Q1:

How many tangents can a circle have?

Given: A circle in a two-dimensional Euclidean plane.

To Find: The total number of tangents that can be drawn to a circle.

Step 1: Defining a Tangent
A tangent to a circle is defined as a line that intersects the circle at exactly one point. This point is known as the point of contact. [Definition: A tangent is a line that touches the circle at a single point and does not enter the interior of the circle.]

Step 2: Analyzing the Circumference
A circle is defined as the locus of all points in a plane that are at a fixed distance (the radius) from a fixed point (the center). The circumference of a circle consists of an infinite number of distinct points.

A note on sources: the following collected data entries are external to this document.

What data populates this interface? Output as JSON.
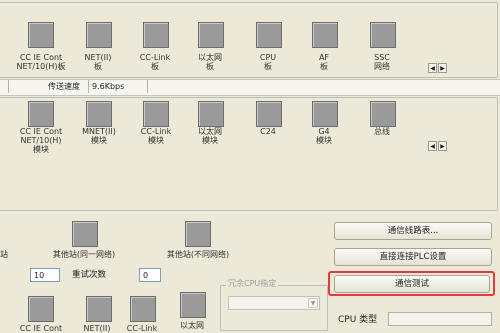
{
  "row1": {
    "items": [
      {
        "label": "CC IE Cont\nNET/10(H)板"
      },
      {
        "label": "NET(II)\n板"
      },
      {
        "label": "CC-Link\n板"
      },
      {
        "label": "以太网\n板"
      },
      {
        "label": "CPU\n板"
      },
      {
        "label": "AF\n板"
      },
      {
        "label": "SSC\n网络"
      }
    ]
  },
  "info_bar": {
    "title": "传送速度",
    "value": "9.6Kbps"
  },
  "row2": {
    "items": [
      {
        "label": "CC IE Cont\nNET/10(H)\n模块"
      },
      {
        "label": "MNET(II)\n模块"
      },
      {
        "label": "CC-Link\n模块"
      },
      {
        "label": "以太网\n模块"
      },
      {
        "label": "C24"
      },
      {
        "label": "G4\n模块"
      },
      {
        "label": "总线"
      }
    ]
  },
  "row3": {
    "items": [
      {
        "label": "站"
      },
      {
        "label": "其他站(同一网络)"
      },
      {
        "label": "其他站(不同网络)"
      }
    ]
  },
  "retry": {
    "left_value": "10",
    "label": "重试次数",
    "value": "0"
  },
  "multi_cpu": {
    "legend": "冗余CPU指定"
  },
  "buttons": {
    "route_table": "通信线路表...",
    "direct_plc": "直接连接PLC设置",
    "comm_test": "通信测试"
  },
  "cpu_type": {
    "label": "CPU 类型"
  },
  "row4": {
    "items": [
      {
        "label": "CC IE Cont"
      },
      {
        "label": "NET(II)"
      },
      {
        "label": "CC-Link"
      },
      {
        "label": "以太网"
      }
    ]
  },
  "colors": {
    "highlight": "#e53a3a",
    "background": "#ece9d8"
  }
}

Step 3: Establishing the Correspondence
Since every point on the circumference of the circle can serve as a point of contact for a unique tangent line, we must determine the number of points on the circumference. [Axiom: A circle is composed of an infinite set of points.]

Step 4: Logical Deduction
1. Let $P$ be any arbitrary point on the circumference of the circle.
2. Through point $P$, exactly one tangent line can be drawn such that it is perpendicular to the radius at that point. [Theorem: The tangent at any point of a circle is perpendicular to the radius through the point of contact.]
3. Because there are infinitely many points $P_1, P_2, P_3, \dots, P_n$ on the circumference of the circle, there exist infinitely many corresponding tangent lines.

Conclusion:
As the number of points on the circumference is infinite, the number of tangents that can be drawn to a circle is also infinite.

Final Answer: A circle can have infinitely many tangents.